Through the DIADEMS project (Description, Indexation, Access to Ethnomusicological and Sound Documents) [31], tools are implemented to develop advanced classification, segmentation and similarity analysis methods, thus helping in the management of large amounts of digital audio documents. This allows for the automatic detection of audio events such as speech-music segmentation, speech recognition, as well as detection of polyphony, tone, rhythm, and melodic patterns, as well as musical instrument families.
This example shows how the collaborative nature of this online sharing mechanism prevents obsolescence of the tool in a way that would not be possible with analog machines. The maintenance of an open source tool (which every developer could improve) has engendered an ongoing dialogue between users and administrators that pushes the tool to evolve in an effort to stay relevant and maximize applicability for an ever-broadening range of users.
The digitization of music and its publication online has led to the consumption and exchange of music on a massive scale never before imagined. In the case of scientific music archives, this bears major implications for the performers who were recorded, the scholars who did the collecting, and the institutions backing them. In this paper, we have addressed some of the ways this online tool effects changes in ethics and concepts of ownership of and access to what was heretofore the exclusive realm of the academy or the elite.
Unlike many of the contemporary mechanisms for open sharing of music, Napster being the pioneer of such a movement, the online scientific archive does not signify a change in power over distribution. Governments have always sponsored and still fund academic institutions and museums who collect audio documents through the work of their affiliated researchers, thus maintaining a linear path of ownership and control over the production and dissemination of such knowledge. Importantly, this also means that, at this point, there are no legal disputes about the fact that the archives are accessible online, since their dissemination fits within the relevant legal requirements.
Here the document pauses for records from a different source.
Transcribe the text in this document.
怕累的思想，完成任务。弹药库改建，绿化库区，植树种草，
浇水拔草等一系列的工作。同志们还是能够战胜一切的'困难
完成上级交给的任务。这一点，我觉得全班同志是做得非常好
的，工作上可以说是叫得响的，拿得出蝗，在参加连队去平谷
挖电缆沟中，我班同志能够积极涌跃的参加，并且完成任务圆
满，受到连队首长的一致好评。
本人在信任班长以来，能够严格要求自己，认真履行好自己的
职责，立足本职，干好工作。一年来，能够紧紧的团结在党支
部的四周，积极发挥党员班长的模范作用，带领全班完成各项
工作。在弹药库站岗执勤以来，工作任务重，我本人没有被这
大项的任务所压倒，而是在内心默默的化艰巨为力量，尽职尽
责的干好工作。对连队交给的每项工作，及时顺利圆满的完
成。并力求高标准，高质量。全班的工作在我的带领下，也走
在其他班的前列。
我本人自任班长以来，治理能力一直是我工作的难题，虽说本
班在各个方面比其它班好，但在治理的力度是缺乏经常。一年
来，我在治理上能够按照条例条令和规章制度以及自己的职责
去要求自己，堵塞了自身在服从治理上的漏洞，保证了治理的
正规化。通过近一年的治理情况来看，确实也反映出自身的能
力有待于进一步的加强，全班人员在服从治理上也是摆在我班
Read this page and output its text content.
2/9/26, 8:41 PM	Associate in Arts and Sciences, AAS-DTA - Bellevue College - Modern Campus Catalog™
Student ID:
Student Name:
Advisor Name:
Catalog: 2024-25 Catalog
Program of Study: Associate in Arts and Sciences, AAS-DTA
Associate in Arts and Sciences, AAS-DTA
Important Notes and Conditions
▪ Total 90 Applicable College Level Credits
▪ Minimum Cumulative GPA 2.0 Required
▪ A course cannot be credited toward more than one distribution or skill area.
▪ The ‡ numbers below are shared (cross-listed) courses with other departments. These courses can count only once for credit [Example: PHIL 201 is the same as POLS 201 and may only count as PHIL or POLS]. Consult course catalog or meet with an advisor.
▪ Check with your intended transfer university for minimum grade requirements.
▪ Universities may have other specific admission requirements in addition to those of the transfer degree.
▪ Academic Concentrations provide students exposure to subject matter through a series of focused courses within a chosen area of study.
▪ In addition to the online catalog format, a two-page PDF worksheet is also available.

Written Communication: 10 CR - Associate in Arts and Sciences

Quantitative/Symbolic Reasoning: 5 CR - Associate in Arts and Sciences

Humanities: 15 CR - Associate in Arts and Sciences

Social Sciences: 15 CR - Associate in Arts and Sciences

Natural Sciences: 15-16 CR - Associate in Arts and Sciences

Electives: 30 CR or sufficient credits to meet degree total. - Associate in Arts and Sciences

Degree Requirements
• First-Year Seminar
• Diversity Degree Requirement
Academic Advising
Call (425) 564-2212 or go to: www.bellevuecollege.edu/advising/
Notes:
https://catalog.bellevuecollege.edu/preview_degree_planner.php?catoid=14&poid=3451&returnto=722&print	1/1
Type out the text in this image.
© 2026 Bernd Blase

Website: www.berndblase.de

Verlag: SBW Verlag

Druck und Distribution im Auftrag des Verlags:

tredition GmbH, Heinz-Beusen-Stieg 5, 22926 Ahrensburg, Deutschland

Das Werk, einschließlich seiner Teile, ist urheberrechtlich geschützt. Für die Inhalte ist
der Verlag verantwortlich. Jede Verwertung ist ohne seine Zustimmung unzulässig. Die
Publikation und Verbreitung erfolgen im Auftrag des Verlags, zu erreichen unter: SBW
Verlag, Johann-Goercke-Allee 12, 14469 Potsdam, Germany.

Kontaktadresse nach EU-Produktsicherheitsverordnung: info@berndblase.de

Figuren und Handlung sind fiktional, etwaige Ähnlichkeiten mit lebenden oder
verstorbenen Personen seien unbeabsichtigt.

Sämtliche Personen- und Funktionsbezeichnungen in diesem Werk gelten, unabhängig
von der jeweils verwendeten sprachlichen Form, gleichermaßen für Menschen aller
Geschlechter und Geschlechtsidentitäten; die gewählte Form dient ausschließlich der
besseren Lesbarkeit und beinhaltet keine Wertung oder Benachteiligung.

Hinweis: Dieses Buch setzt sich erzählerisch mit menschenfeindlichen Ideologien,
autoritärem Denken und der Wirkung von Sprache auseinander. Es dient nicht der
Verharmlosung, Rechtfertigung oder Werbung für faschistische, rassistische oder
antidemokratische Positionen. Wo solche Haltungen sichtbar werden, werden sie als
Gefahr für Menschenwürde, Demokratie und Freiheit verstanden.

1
Yet, to keep up with the movement of the digital humanities, and in light of a changing set of ethical standards increasingly driven by a diverse range of constituents, including the performers and their communities exercising their rights over their own cultural patrimony, institutions have had to embrace the concept of open sharing, in a non-commercial environment. Though this increased openness primarily targets the scientific community, there is also a strong argument supporting the idea of the repatriation of cultural patrimonies to the peoples whose sounds were recorded and documented. At the same time, non-academic professionals, artists, and other parties have showed growing interest in using the archives for their own purposes, a development the archive administrators welcome. For all these reasons, scientific archives have had to adapt their tools to be more inclusive of a broader range of users, including those who belong to the general public.
Nevertheless, further research is needed to assess the extent to which communities whose cultural patrimony the archive represents are indeed accessing the audio documents of their heritage.